Timothy Wilson ’15 served in the Navy from 2005 to 2011 in active duty and as inactive reserve from 2011 to 2013. While Wilson had trouble with the Yellow Ribbon program, calling it a “nightmare to deal with,” he also expressed concerns with the housing allowance provided through the G.I. Bill.
“I found out that Cornell was applying my housing allowance to tuition, which is meant to pay for my rent, not school,” Wilson said. “This meant that I had a credit balance with Cornell that they didn’t actually receive. So when I took out a loan of $15,000 to pay for the remaining balance and to pay my rent for the rest of the semester, Cornell took almost all of it.”
Johnson said that while some of these housing concerns are serious inconveniences for individuals, they can make life even more difficult for students who have to support others.
“I have a family, which is different than some of the other [veterans],” Johnson said. “Some of the others don’t have a family, so you can camp out on someone’s couch, and that’s no big deal. When you have a family, you can’t put your whole family on someone else’s couch. You have to dip into your savings, put it on a credit card or take out a loan.”
Wilson said part of the issue with financing is that the V.A. won’t release funds until they receive a certificate of enrollment from a university, and once they have received the certificates, they are processed in the order received.
“When it takes an additional four weeks for them to get the certificate you can imagine we are at the back of the line,” Wilson said. “This means no rent money and no book money until about two months into the semester.
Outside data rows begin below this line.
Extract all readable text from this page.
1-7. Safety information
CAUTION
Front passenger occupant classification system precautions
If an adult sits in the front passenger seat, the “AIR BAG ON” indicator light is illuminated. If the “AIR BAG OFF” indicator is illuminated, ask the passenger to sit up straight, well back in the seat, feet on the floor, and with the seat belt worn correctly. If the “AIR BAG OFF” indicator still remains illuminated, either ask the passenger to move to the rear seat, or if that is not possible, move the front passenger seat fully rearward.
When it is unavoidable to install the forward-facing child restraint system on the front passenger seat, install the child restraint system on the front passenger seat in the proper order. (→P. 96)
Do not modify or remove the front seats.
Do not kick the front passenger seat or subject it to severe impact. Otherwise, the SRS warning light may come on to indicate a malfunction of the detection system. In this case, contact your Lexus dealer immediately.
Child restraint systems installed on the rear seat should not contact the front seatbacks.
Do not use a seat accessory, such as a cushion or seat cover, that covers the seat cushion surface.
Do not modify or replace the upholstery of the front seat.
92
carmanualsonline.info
Most of us can’t afford this.”
While he did say this year was a marked improvement in processing speed, Wilson said he believes there are still ways to improve the process further.
“I would like them to streamline the financial aid process, and to have a contact who specializes in veteran applications,” Wilson said. “It seems ridiculous that we have to apply for the same programs every semester when it’s clear the assistance is needed.”
Murphy said his friends at other universities have access to a veteran resource center with a V.A. certified official to help with processing the necessary paperwork.
“They’re kind of your liaison between the university and other off campus [resources] like networking and scholarships,” Murphy said. “They have these kind of vet centers or vet counselors, so to speak, to help guide you through this transition from military to civilian life.”
According to Cassandre Pierre Joseph, director of diversity engagement for the department of inclusion and workforce diversity, Cornell does have visits from a State Veteran Counselors through the Cornell’s Veterans Colleague Network Group — a University sponsored resource group for employees. One of the counselor’s roles is to help veterans receive their V.A. educational benefits, but some veterans said they would appreciate a staff member on campus to aid with the process.
“The University needs a permanent veterans’ resource official and allocated office space to support veterans,” Outlaw said. “Having this official on campus would take the weight off of various veteran faculty members who volunteer their time and resources to assist veterans. The resource official would serve as the main point of contact for prospective student veterans, enrolled student veterans and outside organizations.”